After 8 long months at the dock, we finally went sailing again! Memorial Day weekend was just too gorgeous to ignore, and the water was calling to us. It was the first time with our little family of 3 (plus Scout, of course) and we had a blast. We weren’t as rusty as I feared we would be. Story Time sailed like a dream, and seeing her sails up filled me with such joy and contentment.

memorial day

While we were prepping the boat after a stagnant winter, I was jittery with nerves. How in the world could we safely sail with an infant? Were we negligent parents to even consider doing so? Let me tell you, seeing my baby girl gaze in wonder out at the water while safely strapped to her dad made all doubts fly out the window. Here’s how we sailed with a baby, and cardinal rules we have decided to follow:

1. Wait until baby has good head control. For us, that was 5 months. W can roll over and is close to sitting up unassisted. She is huge for her age and has strong body control.

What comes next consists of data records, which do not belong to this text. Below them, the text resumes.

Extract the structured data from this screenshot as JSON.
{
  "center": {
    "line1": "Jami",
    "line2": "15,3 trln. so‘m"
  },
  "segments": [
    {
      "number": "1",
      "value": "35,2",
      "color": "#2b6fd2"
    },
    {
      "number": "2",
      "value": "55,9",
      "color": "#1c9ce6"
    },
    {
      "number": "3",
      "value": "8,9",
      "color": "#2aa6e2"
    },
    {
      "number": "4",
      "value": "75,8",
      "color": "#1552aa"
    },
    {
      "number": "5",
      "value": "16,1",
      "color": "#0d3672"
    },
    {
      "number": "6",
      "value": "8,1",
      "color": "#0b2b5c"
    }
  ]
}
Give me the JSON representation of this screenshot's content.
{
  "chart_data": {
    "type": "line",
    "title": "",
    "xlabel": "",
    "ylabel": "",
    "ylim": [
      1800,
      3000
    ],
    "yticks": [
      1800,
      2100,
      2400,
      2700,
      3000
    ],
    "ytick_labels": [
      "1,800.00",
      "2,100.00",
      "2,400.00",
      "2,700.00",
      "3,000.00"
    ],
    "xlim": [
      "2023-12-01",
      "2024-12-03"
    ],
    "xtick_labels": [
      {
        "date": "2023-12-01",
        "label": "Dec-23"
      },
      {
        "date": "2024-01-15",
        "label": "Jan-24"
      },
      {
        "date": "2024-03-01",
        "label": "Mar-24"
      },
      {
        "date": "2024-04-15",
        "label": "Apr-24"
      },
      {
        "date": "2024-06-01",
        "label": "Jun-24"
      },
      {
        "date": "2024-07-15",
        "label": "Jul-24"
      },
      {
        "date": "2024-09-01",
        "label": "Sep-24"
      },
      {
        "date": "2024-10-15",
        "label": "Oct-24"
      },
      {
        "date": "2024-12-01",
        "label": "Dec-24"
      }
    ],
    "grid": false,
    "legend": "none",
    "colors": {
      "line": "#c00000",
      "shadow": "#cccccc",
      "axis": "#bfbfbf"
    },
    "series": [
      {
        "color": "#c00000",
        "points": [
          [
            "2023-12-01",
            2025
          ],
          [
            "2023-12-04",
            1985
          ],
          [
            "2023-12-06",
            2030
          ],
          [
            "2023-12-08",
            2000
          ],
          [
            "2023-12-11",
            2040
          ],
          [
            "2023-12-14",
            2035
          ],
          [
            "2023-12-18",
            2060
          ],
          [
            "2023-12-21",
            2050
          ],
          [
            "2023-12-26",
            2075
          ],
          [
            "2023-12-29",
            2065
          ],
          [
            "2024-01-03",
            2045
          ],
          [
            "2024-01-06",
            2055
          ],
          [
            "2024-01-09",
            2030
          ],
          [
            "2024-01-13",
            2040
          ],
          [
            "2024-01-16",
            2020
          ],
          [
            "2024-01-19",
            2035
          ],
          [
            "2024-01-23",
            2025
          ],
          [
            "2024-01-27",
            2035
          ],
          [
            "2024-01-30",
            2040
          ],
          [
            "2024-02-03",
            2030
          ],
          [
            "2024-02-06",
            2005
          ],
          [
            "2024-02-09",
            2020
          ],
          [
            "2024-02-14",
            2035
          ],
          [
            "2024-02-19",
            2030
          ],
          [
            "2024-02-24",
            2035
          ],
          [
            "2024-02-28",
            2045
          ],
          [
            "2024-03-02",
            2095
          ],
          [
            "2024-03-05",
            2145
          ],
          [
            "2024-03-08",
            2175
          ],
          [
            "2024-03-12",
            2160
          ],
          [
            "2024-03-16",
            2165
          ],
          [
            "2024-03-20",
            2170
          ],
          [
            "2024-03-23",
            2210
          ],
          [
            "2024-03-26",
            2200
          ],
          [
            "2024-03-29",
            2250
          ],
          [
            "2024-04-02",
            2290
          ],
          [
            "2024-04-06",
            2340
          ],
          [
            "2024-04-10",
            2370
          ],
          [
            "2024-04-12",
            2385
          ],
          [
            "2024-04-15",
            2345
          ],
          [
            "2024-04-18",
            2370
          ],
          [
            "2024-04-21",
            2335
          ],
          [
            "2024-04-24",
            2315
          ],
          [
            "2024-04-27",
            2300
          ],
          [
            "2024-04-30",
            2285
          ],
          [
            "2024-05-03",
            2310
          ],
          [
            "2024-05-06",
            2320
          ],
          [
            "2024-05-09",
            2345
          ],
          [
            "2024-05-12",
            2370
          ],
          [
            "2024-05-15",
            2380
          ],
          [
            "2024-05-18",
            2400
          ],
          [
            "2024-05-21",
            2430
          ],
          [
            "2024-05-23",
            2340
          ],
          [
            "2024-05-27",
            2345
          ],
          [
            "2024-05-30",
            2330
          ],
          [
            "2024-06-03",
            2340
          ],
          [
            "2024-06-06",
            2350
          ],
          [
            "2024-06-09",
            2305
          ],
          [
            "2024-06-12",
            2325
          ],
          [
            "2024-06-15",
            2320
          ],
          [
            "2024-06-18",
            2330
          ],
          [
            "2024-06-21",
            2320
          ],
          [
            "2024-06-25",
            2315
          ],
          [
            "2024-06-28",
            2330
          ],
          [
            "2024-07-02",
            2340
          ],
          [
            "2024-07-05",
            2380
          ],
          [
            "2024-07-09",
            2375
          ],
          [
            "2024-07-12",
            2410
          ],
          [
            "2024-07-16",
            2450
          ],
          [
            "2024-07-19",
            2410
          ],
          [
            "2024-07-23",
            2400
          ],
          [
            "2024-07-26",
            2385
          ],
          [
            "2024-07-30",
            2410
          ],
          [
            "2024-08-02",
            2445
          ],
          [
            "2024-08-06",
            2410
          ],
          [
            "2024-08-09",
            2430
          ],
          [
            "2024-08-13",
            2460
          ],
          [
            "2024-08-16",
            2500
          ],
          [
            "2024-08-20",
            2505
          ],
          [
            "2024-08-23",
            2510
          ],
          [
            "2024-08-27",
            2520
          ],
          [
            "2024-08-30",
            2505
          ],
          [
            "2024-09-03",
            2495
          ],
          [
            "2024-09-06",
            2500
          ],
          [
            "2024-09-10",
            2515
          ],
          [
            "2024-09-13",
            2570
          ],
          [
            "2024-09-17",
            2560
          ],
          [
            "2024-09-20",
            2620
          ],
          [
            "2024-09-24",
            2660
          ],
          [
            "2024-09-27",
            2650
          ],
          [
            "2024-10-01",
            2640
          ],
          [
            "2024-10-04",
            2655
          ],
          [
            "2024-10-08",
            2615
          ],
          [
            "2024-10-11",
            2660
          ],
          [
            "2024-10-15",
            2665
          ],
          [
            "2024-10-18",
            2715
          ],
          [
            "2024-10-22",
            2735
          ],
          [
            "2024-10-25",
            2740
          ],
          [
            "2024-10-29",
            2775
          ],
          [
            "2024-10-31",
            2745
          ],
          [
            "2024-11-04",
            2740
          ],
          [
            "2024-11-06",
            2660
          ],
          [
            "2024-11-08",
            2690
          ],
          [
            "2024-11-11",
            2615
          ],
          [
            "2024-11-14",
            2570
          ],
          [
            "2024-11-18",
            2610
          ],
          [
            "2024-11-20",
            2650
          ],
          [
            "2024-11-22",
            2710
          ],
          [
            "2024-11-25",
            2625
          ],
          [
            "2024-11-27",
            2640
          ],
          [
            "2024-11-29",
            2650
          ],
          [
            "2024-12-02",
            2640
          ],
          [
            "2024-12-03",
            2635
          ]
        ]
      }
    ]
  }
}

I definitely wouldn’t take a baby out who is younger than 3 months, but that is personal preference.

2. Pick a day with perfect weather. We had a max of 10 mph winds, and it made for such a calm experience. If there was any chance of high winds or storms, we would not have gone out.

3. Go over your casting off and docking steps. Who is doing what, when, and with which line. Review it over and over until you’re confident with your plan of action. Worrying about the baby took up massive space in my brain, so it was necessary to be able to move without second-guessing myself as we left the marina and came back.

4. Stay local. Don’t push your luck and risk a fussy and unhappy baby who is hot and tired. We only sailed around New River and were gone a total of 4 hours. As W gets older, we will go for longer stretches, but this was a good start.

5. Babywear. Seriously. We have a Lillebaby carrier that can be adjusted to both me and Conor, and W loves it. Conor wore W during the sail because he was at the helm the whole time. I like to run the sails, so I needed to be free to maneuver. This brings me to rule #6:

6. Baby does not leave the cockpit, ever, except to go down below into the cabin with Mom to eat/stretch out/etc. If she is not in her Lillebaby, then she is in her Stohlquist infant lifejacket.

7. For casting off and docking, baby goes in her crib down below. She protested a little when we were casting off, wondering why she couldn’t be in on the action, but it was better for her to fuss in a safe place for 5 minutes while we got underway. While we were docking, she was quite content to wait for us and babbled in her crib. Her crib is strapped down in the v-berth, and won’t move.

8. Leave and return while your marina is open and there are staff members to help you. It is quicker and smoother than trying to do it with just two people. I’m a fan of whatever makes life easier with a baby.

memorial day 2

All in all, it was easier than I expected it to be. I had thought that we might need to rig up some sort of car seat contraption in the cockpit to put W in while underway, but once we came up with these rules, it was pretty much unnecessary. We are looking forward to more adventures this summer, especially anchoring out. If you have any additional tips for sailing with babies, please post them in the comment section!